Why does this principle of understanding the need over the problem apply in an extraordinary way in an organizational environment aka the business world?

Well, in an organization, by definition, there will be a myriad of perspectives. Asking a question about a certain issue to multiple people will most likely present you with as many perspectives as people you asked. As agile coaches and consultants, we try to remain as neutral as possible, which would mean not taking a side, and also not buying into one vs. the other perspective.

If we now ask about a problem, in order to understand how we could intervene, we’re faced with this multitude of perspectives and aspects of the issue at hand. While that may open the door to understanding, it will not directly open the door to action. Asking about what is needed however might be a first enablement, if to nothing else, then at least towards going this road towards the what without us the next time around.

Why should we not dig into the problem endlessly?

Reason A) Once we have gotten hold of the problem to solve, it might have persisted for quite a while already. Frustration might be high. And while hearing frustration can help relieve it, it is not news and will not lead us toward the future. We cannot change what has come before us. What we should therefore focus on, is obviously the future. Which is need fulfillment for as many stakeholders of said problem as possible.

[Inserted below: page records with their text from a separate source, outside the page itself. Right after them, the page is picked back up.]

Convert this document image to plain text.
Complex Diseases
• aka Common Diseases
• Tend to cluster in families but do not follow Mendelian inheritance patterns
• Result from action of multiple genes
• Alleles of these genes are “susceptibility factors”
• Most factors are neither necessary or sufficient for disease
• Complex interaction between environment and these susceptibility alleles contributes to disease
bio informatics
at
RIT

Reason B) Well, problems change. Like particles, the minute we start observing them, they are most likely moving. Because most of the time, asking questions and thus initiating a thought process, most humans will by themselves begin small behavioral changes. If we do not factor behavioral changes into our intervention plans, people that are already doing something might feel unheard, unseen, and most likely unappreciated for making an effort. Which is not in our or anybody’s interest.

And Reason C) Additionally, let’s keep following the agile principle of working product over documentation. Of course, it is lovely to have fully documented (with additional drawings) what the problem is, it might be more helpful though to have a working solution or even the start of it.

And how do we get there?

My personal opinion is that behind every problem statement, there is a need. The same way, in Design Thinking, we formulate a challenge in order to then turn to the user and dig into what their needs might be - and out of those needs, move towards a brainstorming, and finally, prototypical solution.

Asking non-violent communication, there is a very limited list of basic needs. As a first step, this list might be consulted as a helping hand and identifier, in order to then specify e.g. the need for connection as to connection with who, in what form and frequency, and to what extent.

The magic of agile coaches is hearing or crystallizing those needs and then confirming them with the parties involved in order to develop formats that can condense needs into aligned action.

So, to end with a quotable answer: all we need to know about problems is the unfulfilled need they have emerged to give a voice to.